Another 12 A350-1000s were on order for ultra-long-range Project Sunrise flights, due to start in late 2026 or 2027.
“This is my last full year results as Qantas CEO,” Mr Joyce said.
“It’s been extremely challenging but I’m pleased to say the future of the national carrier is on solid ground.”
There was little movement in the Qantas share price in response to the announcement, which was within the profit guidance range flagged in May.
At the close of trade on the ASX, Qantas shares were up 5c, or 0.8 per cent at $6.22.
Analysts found much to like about the results, noting the balance sheet remained strong, net debt was down to $2.89bn and Qantas had a healthy $10bn of liquidity including $4.4bn in cash.
Moody’s Investors Service vice president Ian Chitterer said the airline’s credit profit had “never looked stronger”.
“We thus consider that Qantas will remain well positioned, even if the currently strong outlook for travel demand deteriorates,” said Mr Chitterer.
UBS analyst Andre Fromyhr said the market was more concerned about the outlook into 2024.
“On that front, if the company can build confidence in the resilience of demand and stability of the cost base, then the market may start to put a higher probability on Qantas hitting its 2024 financial year targets and sustaining its current earnings run rate for longer,” Mr Fromyhr said.
Union reaction was less effusive, although pilots were happy to see the fleet rejuvenation plans mapped out.

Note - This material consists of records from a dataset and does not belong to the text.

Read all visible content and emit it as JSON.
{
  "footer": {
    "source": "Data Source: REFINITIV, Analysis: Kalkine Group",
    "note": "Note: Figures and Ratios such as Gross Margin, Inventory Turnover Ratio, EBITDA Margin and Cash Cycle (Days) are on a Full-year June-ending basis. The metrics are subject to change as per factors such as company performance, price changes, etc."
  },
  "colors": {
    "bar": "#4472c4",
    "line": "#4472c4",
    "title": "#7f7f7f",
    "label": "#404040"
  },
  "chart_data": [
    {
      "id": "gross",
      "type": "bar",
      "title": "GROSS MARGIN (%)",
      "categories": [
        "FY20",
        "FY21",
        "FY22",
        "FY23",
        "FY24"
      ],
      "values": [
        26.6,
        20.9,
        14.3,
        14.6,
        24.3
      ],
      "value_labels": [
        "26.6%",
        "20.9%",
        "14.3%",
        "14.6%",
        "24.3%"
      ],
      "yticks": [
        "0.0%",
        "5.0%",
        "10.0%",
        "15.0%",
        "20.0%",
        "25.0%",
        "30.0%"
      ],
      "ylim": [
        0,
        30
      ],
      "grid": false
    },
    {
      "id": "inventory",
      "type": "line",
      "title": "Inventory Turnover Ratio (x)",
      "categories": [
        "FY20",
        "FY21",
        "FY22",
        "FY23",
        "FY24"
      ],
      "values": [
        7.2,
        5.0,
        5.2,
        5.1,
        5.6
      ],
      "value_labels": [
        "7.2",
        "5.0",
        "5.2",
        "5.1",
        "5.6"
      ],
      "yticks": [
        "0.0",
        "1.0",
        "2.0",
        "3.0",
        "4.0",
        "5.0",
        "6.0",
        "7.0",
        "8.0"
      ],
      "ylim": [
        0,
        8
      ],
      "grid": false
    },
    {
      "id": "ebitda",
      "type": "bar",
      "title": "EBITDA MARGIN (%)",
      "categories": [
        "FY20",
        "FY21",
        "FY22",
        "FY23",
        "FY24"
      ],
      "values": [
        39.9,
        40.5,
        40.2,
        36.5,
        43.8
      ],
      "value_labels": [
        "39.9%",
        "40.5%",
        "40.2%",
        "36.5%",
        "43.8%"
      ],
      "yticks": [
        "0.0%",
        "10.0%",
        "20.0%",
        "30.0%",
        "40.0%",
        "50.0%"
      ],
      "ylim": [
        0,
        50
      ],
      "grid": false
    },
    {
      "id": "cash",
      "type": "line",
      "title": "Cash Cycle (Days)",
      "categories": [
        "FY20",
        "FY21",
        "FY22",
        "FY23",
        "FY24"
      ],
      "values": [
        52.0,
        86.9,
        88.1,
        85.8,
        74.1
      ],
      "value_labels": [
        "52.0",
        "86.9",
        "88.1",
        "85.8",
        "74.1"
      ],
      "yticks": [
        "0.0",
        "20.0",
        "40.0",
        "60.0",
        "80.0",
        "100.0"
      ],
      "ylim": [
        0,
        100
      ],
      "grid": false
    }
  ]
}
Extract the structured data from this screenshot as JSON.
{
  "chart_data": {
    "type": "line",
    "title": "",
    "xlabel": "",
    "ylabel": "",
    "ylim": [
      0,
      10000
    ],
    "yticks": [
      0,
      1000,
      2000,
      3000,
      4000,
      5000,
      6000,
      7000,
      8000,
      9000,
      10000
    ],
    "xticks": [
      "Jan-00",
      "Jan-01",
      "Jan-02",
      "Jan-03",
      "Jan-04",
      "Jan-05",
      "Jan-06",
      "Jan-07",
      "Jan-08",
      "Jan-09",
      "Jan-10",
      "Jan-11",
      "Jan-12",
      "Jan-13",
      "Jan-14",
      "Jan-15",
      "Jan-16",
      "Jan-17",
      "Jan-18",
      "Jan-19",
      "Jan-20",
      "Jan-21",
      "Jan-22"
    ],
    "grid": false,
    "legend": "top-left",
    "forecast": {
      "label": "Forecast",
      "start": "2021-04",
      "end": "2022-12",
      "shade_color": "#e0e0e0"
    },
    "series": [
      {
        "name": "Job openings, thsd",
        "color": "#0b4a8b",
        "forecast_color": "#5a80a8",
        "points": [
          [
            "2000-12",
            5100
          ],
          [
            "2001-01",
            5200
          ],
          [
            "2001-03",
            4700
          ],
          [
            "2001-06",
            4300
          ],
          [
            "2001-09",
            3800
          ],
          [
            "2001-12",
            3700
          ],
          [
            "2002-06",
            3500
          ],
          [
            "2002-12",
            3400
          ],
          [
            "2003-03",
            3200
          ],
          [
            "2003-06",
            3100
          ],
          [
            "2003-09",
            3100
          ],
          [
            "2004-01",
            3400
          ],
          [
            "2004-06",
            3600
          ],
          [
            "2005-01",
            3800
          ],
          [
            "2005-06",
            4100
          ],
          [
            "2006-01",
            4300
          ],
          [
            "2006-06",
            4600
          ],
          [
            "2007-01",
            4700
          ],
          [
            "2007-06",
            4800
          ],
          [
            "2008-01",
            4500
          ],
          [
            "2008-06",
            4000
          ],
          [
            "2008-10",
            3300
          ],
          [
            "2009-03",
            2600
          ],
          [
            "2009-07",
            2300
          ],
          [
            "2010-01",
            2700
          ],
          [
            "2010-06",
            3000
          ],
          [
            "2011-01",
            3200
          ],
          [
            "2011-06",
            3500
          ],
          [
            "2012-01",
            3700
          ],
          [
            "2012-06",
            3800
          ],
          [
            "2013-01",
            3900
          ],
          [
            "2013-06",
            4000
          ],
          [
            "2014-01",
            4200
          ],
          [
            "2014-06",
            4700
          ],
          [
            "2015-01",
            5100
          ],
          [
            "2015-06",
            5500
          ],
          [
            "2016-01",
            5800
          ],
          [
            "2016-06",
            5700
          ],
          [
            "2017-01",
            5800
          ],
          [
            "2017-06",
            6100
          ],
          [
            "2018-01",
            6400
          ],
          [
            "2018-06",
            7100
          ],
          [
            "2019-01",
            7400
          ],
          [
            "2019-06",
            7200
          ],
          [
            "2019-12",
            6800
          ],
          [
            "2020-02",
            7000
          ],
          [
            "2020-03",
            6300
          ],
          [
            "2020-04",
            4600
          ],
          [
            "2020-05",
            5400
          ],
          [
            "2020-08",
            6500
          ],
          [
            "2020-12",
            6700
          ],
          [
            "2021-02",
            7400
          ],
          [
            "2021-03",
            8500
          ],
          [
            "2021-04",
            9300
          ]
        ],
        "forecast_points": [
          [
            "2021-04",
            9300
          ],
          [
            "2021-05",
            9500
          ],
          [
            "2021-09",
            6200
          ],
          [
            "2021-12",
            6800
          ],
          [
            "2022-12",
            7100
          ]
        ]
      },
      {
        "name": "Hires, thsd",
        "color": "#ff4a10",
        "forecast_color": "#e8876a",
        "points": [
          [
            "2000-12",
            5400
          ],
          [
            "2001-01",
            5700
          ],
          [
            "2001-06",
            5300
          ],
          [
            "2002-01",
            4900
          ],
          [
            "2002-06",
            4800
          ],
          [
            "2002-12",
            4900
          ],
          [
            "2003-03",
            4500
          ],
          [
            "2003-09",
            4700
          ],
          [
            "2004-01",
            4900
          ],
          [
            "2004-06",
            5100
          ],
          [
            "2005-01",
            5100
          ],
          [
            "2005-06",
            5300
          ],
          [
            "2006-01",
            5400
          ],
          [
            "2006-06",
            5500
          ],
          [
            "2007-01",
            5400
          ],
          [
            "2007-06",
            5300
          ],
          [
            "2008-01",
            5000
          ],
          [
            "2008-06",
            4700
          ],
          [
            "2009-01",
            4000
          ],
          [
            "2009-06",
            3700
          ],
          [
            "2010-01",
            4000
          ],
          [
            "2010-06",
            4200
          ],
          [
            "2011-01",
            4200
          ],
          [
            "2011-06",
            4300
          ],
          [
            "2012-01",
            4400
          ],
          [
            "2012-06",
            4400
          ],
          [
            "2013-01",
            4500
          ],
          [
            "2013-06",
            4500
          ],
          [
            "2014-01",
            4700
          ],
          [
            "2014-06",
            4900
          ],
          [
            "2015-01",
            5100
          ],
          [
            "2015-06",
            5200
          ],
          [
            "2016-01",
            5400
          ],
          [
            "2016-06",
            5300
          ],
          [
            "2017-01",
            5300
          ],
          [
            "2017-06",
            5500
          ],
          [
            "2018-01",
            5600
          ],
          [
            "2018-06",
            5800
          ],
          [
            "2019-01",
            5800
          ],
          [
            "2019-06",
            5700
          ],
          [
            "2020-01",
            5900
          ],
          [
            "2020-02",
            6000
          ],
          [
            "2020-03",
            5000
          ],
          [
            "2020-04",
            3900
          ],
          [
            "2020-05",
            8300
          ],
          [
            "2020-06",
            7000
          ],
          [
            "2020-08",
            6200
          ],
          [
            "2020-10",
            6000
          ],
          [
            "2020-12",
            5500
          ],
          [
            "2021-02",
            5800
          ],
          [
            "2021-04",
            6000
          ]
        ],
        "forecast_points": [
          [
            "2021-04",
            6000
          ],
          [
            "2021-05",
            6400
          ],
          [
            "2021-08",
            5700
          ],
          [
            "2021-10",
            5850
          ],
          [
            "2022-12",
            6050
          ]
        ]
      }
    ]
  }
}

Australian and International Pilots Association president Tony Lucas said the new 787s and A350s would provide “new opportunities for promotion”.
ACTU national president Michele O’Neil said Qantas was “hell bent on driving down terms and conditions for its workers to maximise profits”.
“Our flagship carrier, with these kinds of profits, should be respecting their workforce,” said Ms O’Neil.
“Qantas workers deserve secure jobs and fair pay and conditions for the hard and important work they do to keep us all safe. Instead on some Qantas domestic flights, you see the cabin crew on five different rates of pay on the same plane, all for doing the same job.”